= Shortwave radiation (optics) =

Type of radiant energy

Spectral intensity of sunlight (average at top of atmosphere) and thermal radiation emitted by Earth's surface.

Shortwave radiation (SW) is thermal radiation in the optical spectrum, including visible (VIS), near-ultraviolet (UV), and near-infrared (NIR) spectra.

There is no standard cut-off for the near-infrared range; therefore, the shortwave radiation range is also variously defined. It may be broadly defined to include all radiation with a wavelength of 0.1μm and 5.0μm or narrowly defined so as to include only radiation between 0.2μm and 3.0μm.

There is little radiation flux (in terms of W/m^{2}) to the Earth's surface below 0.2μm or above 3.0μm, although photon flux remains significant as far as 6.0μm, compared to shorter wavelength fluxes.

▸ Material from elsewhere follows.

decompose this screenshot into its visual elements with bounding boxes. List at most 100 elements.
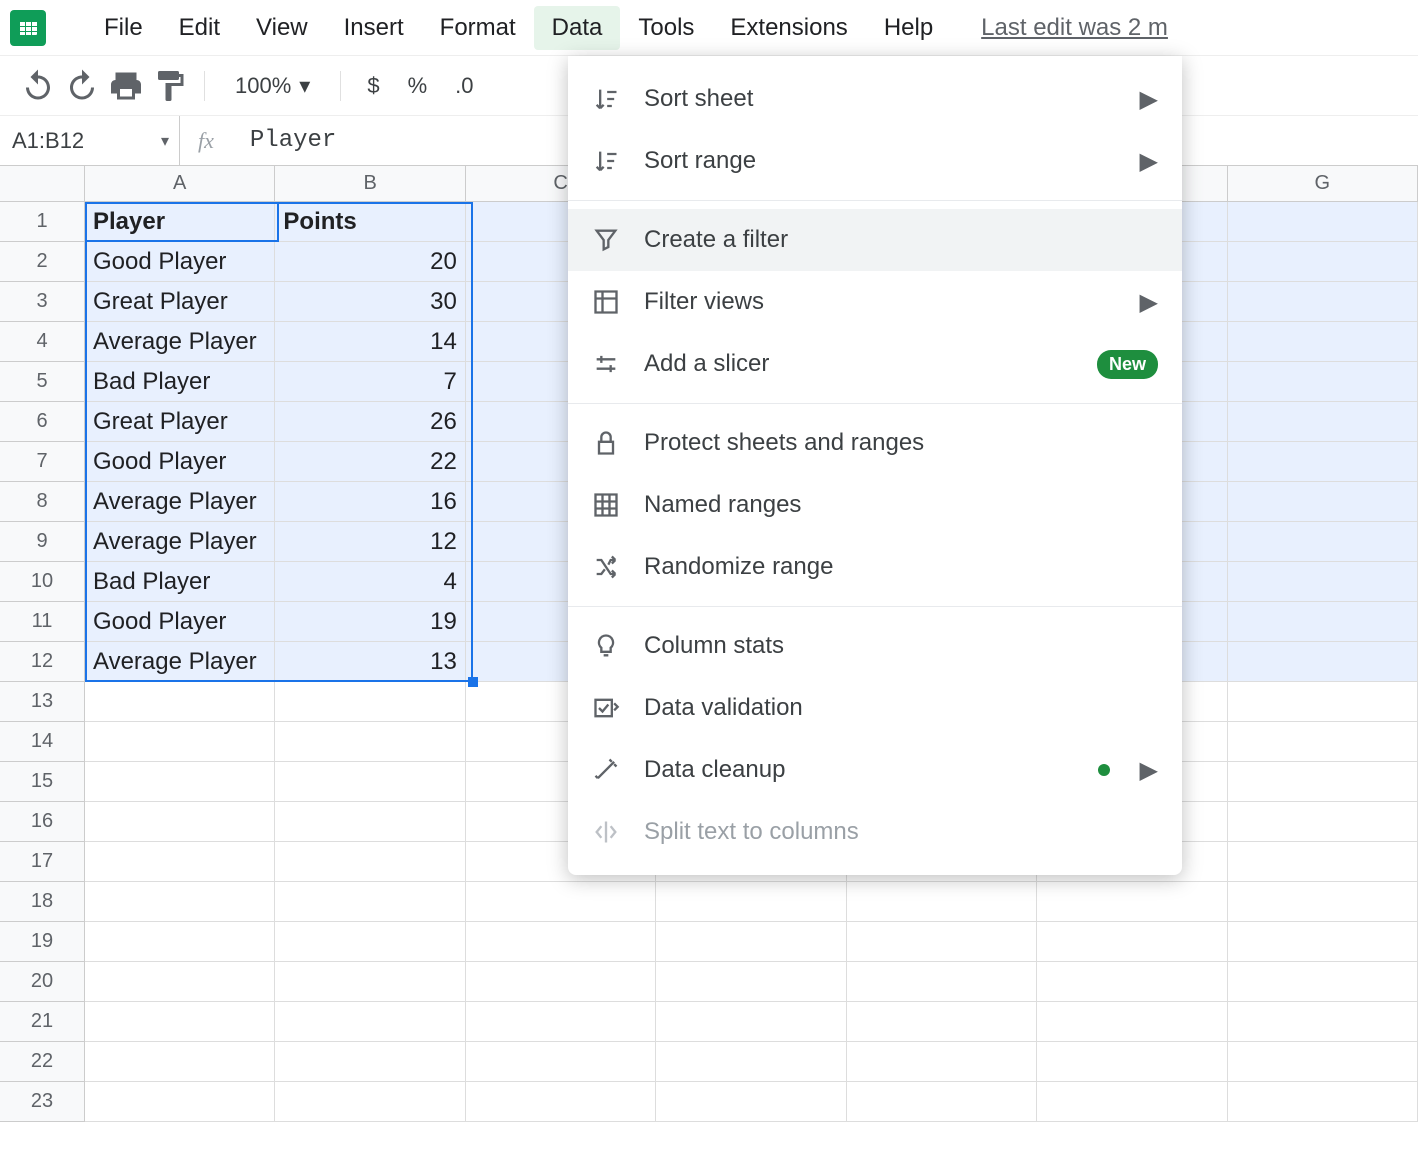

UV-C radiation spans from 0.1μm to .28μm, UV-B from 0.28μm to 0.315μm, UV-A from 0.315μm to 0.4μm, the visible spectrum from 0.4μm to 0.7μm, and NIR arguably from 0.7μm to 5.0μm, beyond which the infrared is thermal.

Shortwave radiation is distinguished from longwave radiation. Downward shortwave radiation is related to solar irradiance and is sensitive to solar zenith angle and cloud cover.